As a new report from the Tony Blair Institute points out for the UK, the cuts achieved until now were relatively low-hanging fruit such as decarbonising energy, achievable through policy alone. The remaining cuts required to reach net zero will depend far more on behavioural change by individuals. Success relies not just on designing good policy, but on getting the politics right so as to build broad-based support for what needs to be done.

Despite climate change’s ubiquity in news reports, a large share of the population is not well informed about the task ahead. In the UK, for example, more than a quarter of survey respondents have not even heard of the concept of net zero. Those who have often say they do not know much about what it means or requires.

The political and educational task, in other words, is as urgent as the policy task — indeed more urgent since the latter’s success depends on the former.

That should not mean, however, trying to convince everyone they must change their lifestyles radically. That is unlikely to work: demands that essentially put the onus on individuals will alienate too many people in an environment of insufficient knowledge about what net zero means and distrust about the intentions of politicians. 

An example of this was the Yellow Vests insurgency in France. Protesters rebelled against the government’s decarbonisation policies not as climate sceptics, but because they distrusted the administration and regarded the policies as unfair. Whether or not those views were justified, the conflict they sparked made effective climate policy that much harder.

Adopting a moralising tone and appealing for radical lifestyle change may be unnecessary, as well as pragmatically unwise. As the TBI report points out, the most significant actions individuals will have to take involve adopting electric vehicles and emissions-free home heating — in other words, decarbonising the way we live rather than giving it up. If this is achieved, net zero may be compatible with modest reductions in activities such as travel and meat eating.

Some particularly extreme forms of climate activism — such as the millenarian radicalism embodied by Extinction Rebellion — have raised awareness. But by doom-mongering, rather than providing practical guidance, their work risks alienating often well-intentioned individuals and could even be counterproductive to the cause of climate change mitigation.
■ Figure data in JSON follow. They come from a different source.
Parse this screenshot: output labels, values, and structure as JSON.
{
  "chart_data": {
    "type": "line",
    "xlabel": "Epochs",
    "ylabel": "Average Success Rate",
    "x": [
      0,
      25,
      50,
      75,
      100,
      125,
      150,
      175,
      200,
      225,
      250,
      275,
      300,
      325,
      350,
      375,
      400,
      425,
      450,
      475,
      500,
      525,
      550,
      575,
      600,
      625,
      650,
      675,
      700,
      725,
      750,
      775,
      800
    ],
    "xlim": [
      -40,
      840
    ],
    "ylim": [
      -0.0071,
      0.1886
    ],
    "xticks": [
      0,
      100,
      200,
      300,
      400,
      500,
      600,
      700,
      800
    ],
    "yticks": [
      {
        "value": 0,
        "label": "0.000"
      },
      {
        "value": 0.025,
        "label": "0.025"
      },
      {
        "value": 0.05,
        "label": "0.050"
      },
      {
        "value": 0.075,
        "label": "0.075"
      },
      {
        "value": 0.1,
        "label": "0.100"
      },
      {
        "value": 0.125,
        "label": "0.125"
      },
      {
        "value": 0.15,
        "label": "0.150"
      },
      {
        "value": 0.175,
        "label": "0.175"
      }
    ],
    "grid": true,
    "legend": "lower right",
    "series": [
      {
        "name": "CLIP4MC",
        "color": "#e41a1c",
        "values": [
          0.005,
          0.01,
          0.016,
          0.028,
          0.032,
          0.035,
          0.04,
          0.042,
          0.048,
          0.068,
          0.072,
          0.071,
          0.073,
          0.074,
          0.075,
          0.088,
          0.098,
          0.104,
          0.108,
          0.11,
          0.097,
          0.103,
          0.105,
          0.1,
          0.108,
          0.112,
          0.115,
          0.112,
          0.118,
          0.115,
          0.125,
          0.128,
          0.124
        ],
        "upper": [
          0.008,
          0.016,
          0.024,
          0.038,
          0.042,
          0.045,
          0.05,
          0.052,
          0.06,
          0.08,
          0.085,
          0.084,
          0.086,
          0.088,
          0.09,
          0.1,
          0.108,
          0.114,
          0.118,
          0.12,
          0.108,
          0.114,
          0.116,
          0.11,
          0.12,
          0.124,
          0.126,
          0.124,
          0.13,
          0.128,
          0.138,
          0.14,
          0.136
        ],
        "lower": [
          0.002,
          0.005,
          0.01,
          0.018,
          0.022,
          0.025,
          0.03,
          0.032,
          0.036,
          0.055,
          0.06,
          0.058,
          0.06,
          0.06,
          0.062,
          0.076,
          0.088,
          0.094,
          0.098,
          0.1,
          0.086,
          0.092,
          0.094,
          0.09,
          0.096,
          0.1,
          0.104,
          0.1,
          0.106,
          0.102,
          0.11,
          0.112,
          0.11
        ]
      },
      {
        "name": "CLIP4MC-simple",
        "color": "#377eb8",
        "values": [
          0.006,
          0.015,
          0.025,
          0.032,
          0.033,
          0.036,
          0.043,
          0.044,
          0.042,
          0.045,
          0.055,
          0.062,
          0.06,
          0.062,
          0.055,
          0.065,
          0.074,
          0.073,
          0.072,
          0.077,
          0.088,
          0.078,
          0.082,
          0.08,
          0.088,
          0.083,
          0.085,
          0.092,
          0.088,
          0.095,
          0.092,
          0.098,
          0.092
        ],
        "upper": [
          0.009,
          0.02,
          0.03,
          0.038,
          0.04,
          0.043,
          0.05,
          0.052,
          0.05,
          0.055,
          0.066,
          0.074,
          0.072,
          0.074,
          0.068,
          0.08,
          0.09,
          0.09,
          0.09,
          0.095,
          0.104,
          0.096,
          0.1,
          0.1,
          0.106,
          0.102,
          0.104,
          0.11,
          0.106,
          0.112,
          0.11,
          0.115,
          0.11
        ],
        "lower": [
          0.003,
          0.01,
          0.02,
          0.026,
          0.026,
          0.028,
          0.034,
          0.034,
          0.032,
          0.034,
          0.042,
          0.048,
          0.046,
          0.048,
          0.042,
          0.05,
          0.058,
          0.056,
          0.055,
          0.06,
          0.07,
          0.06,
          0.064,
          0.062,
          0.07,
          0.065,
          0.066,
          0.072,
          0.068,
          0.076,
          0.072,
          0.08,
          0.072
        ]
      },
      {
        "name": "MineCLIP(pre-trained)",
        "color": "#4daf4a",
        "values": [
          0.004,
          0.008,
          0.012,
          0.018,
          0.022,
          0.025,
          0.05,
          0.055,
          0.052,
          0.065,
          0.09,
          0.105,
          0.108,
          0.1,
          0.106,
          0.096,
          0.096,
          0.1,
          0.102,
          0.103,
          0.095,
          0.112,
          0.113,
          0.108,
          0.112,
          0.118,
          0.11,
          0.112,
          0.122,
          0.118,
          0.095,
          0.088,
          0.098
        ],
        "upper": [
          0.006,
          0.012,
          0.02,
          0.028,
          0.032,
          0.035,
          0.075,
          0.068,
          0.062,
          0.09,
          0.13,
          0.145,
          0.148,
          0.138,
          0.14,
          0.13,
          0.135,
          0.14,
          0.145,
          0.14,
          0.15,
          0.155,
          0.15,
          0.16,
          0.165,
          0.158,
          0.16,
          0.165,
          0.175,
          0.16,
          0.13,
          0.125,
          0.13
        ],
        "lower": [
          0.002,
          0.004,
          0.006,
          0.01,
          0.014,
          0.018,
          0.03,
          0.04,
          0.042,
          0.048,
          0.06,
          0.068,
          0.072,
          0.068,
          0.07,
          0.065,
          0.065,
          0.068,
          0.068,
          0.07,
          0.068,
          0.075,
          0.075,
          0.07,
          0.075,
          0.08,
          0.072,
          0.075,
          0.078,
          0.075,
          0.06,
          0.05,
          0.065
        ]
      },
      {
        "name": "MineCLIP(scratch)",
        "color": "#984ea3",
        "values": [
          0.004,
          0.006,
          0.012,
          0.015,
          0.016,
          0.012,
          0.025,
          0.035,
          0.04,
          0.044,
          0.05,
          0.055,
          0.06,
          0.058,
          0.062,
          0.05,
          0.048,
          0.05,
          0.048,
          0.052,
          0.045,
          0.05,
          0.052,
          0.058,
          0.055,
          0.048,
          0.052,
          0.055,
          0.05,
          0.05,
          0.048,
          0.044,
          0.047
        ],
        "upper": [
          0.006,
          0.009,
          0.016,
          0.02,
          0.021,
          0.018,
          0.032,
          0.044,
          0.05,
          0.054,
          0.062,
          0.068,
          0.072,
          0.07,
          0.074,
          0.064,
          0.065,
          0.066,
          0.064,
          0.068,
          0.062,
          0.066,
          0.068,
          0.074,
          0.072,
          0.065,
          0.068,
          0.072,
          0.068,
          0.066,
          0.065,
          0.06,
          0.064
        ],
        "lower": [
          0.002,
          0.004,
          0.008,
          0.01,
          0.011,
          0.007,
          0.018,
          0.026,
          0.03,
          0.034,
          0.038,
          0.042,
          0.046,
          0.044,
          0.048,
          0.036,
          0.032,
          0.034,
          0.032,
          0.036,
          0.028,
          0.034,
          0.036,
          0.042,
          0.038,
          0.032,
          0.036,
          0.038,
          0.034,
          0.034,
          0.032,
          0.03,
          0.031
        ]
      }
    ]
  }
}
Instead, the message politicians must communicate is twofold. First, emphasise the facts: climate change is an urgent threat, it requires all of us to act — but if we act together, the sacrifices are far from prohibitive. Second, acknowledge that people will need help to take the right choices — and ensure that it is forthcoming. A consensus around mass adoption of carbon-reducing technologies can be achieved if adoption is rewarded and costless for those at the bottom. The alternatives — insufficient action, or calls for asceticism — will lead to division and failure. Climate change is too important to be lost to culture wars.